Macron à Davos : Trump rapproche l’Europe de la Chine
Emmanuel Macron appelle, depuis Davos, à ouvrir grand les portes européennes aux capitaux chinois. Une réponse stratégique aux pressions américaines qui redessinent les alliances économiques mondiales.
Un « monde sans règles » en gestation
Le président français a pris la parole, dimanche 19 janvier 2026, au Forum économique mondial de Davos. Il y a déploré un basculement vers un « monde sans règles », miné par plus de 60 conflits en 2024, un record absolu. Les guerres commerciales et les mesures protectionnistes, a-t-il ajouté, ne créent que des perdants.
Macron a ainsi dressé un constat alarmiste. Les cadres multilatéraux, pilier des relations internationales depuis des décennies, s’effritent sous les coups des rivalités sino-américaines et des crises géopolitiques.
Plaidoyer pour des investissements chinois ciblés
Face à cette fragmentation, Emmanuel Macron propose une ouverture pragmatique. L’Europe doit accueillir davantage d’investissements chinois dans ses secteurs stratégiques, comme la technologie et l’énergie. L’Union européenne ne saurait se contenter d’un rôle passif dans la compétition des grandes puissances.
Ce discours fait écho à la visite de Macron à Pékin, fin décembre 2025. Elle visait alors à équilibrer coopération économique et réduction des dépendances critiques, dans un contexte de tensions commerciales persistantes. Paris défend ainsi une souveraineté active, loin des postures idéologiques. Les capitaux chinois deviennent un levier pour doper la compétitivité européenne.

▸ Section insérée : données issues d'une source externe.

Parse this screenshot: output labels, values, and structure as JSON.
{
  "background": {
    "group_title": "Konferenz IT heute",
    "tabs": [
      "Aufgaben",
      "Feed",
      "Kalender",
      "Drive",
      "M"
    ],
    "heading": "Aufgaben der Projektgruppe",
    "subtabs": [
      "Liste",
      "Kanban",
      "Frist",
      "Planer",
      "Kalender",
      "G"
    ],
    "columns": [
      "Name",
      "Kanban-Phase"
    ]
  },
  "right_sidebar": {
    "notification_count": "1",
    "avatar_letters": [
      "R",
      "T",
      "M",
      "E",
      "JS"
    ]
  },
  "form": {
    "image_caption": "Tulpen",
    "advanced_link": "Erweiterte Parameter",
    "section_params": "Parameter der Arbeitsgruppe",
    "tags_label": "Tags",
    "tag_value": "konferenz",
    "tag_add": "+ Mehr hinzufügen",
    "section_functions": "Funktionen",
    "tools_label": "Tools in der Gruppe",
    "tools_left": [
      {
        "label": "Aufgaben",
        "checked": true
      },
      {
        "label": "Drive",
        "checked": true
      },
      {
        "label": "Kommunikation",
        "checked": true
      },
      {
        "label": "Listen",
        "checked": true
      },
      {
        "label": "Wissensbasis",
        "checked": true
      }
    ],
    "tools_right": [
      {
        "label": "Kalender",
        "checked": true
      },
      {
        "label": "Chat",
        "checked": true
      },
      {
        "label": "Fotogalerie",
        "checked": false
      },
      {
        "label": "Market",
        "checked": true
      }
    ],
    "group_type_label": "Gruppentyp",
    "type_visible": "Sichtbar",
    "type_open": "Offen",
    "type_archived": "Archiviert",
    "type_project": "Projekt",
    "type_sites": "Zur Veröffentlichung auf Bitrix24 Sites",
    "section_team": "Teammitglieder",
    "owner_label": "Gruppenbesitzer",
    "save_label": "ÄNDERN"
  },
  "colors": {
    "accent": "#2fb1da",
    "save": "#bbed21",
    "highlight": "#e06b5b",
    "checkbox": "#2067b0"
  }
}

Les pressions transatlantiques en toile de fond
Les propos du chef de l’État interviennent alors que Donald Trump, réélu en novembre 2024 et investi en janvier 2025, accentue la pression sur les alliés de l’Otan. Il exige une hausse des budgets de défense, ravivant les doutes sur l’engagement américain.
Le sujet du Groenland resurgit sporadiquement pour sa position arctique stratégique et ses ressources. Aucune menace formelle récente n’associe cependant cette île à un ultimatum contre le Danemark, la Norvège, le Canada, la France ou le Royaume-Uni. Macron transforme ces incertitudes en opportunité. Les frictions avec Washington poussent l’Europe à diversifier ses partenariats, Pékin en tête.
Diversification face aux échos russes
Vladimir Poutine entretient, lui, une rhétorique de dissuasion nucléaire face aux tensions en Ukraine. Des mises en garde passées visent des capitales européennes, sans annonce opérationnelle précise contre Londres ou Berlin en ce début 2026.
Dans ce chaos, l’Europe opte pour une realpolitik mesurée. Aucune signature récente d’accords commerciaux majeurs entre le Canada – dirigé par Mark Carney – et la Chine n’est confirmée.
Vers une autonomie stratégique européenne
L’Europe fait face à un ordre mondial érodé. Emmanuel Macron appelle à une défense collective renforcée et à des investissements massifs pour préserver sa place dans la chaîne de valeur mondiale.
Davos 2026 consacre cette pivot. Les menaces transatlantiques se muent en catalyseur d’une réorientation sino-européenne pragmatique.